19h. J’ai la tête qui tourne. Les genoux qui tremblent. Je
n’ai rien avalé depuis midi. Rien bu non plus. La patiente est à l’heure cette
fois et ça ne m’arrange pas. Je l’embête en disant que j’échange son retard de
la fois passée contre cinq minutes à moi. Elle rit. Jaune.
Je croque une pomme en tapant mes impressions sur la séance
d’avant et son contenu.
19h30. 20 patients. 18 factures. Deuxième pause pipi.
Presque 7h. 7h putain, sans respirer. Lapin. Je crois que je vais offrir des chocolats à celui qui
n’a pu venir. Je m’assois au bureau. Incapable de rien. Les yeux dans le vide.
Lasse. Mal partout. Une ombre. Une petite chose au bord de l’asphyxie.
Plus de collègues, je suis seule pour finir.
20h. Dernier patient. On évoque son besoin de lever le pied.
Je raconte mon choix de ces putains de journées en échange de jours
entiers de liberté. Je lui explique mon hypothèse pour son genou, surprise dans
mon état d’être encore capable d’en formuler.
20h40. J’ai éteint les lumières. Les chauffages.
L’ordinateur. Je pleure d’épuisement. Je me trouve nulle de ne pas tenir des
journées qui sont habituelles pour nombre de mes collègues. Eux font ça 4 à 5
jours sur 7, parfois avec le double de patients. Pourquoi pas moi ?
Y’avait pas le programme « physiquement indestructible » dans les
gamètes qui m’ont fait naître ?
Je regarde la table de massage. Et j’ai un doute. Et si…
Je suis trop fatiguée. J’ai trop mal. Je ne marche plus
droit, je vois flou. Suis-je vraiment capable de rentrer ? Suis-je en état
de reprendre la voiture, de faire en sens inverse les 30 kilomètres de prés et
de forêt qui me séparent de mon lit ?
Sans faire du mal à ma voiture, me faire du mal voir pire,
blesser quelqu’un ?
Ils sont beaux les platanes à l’aurore. Sont-ils toujours si
attrayants dans la nuit noire ?
Je ne vais pas dormir là quand même. Mais je pourrais
m’allonger non ? Comme sur l’autoroute « Fatigué ? Faites une
sieste ». Il fait froid maintenant. Et puis j’ai peur ici toute seule. Et
puis merde, je suis jeune, je suis en pleine santé, putain, y a pas de raisons,
merde, je ne suis pas faible, je DOIS pouvoir le faire.

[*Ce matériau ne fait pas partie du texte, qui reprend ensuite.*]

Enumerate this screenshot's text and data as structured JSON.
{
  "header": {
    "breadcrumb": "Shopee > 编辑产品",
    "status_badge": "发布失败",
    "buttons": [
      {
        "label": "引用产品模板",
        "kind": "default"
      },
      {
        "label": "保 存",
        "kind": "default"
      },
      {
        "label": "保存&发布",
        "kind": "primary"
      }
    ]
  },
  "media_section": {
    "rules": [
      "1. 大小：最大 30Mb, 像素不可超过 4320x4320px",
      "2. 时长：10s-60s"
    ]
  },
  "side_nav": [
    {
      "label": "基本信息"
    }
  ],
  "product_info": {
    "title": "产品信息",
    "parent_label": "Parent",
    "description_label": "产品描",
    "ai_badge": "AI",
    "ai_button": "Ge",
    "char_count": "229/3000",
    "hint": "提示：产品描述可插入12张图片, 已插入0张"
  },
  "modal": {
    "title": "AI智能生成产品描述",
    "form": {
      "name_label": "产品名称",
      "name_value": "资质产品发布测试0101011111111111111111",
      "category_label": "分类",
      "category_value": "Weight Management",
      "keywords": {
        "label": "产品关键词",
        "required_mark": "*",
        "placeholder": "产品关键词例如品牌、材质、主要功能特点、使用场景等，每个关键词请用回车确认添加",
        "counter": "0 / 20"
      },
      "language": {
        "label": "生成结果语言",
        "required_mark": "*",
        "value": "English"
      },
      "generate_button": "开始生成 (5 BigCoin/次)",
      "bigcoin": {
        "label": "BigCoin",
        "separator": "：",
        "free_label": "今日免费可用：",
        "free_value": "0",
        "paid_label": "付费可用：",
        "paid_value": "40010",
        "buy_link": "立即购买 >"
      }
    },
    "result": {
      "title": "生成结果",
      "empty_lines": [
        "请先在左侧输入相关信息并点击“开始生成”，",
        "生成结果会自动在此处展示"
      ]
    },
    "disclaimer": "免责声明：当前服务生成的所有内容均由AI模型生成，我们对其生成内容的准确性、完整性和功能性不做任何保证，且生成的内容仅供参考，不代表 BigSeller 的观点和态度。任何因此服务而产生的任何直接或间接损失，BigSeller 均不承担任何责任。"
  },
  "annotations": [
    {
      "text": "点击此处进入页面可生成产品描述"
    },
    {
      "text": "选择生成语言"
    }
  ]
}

C’était une folie. J’ai mis le chauffage à fond comme après
les rares et bonnes soirées kinés d’avant. La musique fort. C’était pas la
bonne heure. Pas une seule chanson bien ringarde pour tarir les larmes en
chantant à tue-tête. Alors j’ai pleuré de trouille pendant la moitié du trajet.
« Je vais faire une connerie, je vais faire une connerie, concentre-toi
bon sang, t’as une famille, tiens bon, y en a plus pour longtemps ». La
lumière des phares en face se brouillaient encore plus que d’habitude dans les
larmes et le mascara fondu.
Je suis rentrée, je me suis écroulée. Il est 21h20.
J’étais juste fatiguée.
Et j’aurais pu ne plus être en vie.
Commentaires
Nous sommes grands et capables de vous comprendre ; ceux qui ne le sont pas ne vous méritent pas.
J'ai plongé la tête dans le volant et la voiture dans un fossé pour fêter mes six mois de libéral (heureusement a basse vitesse).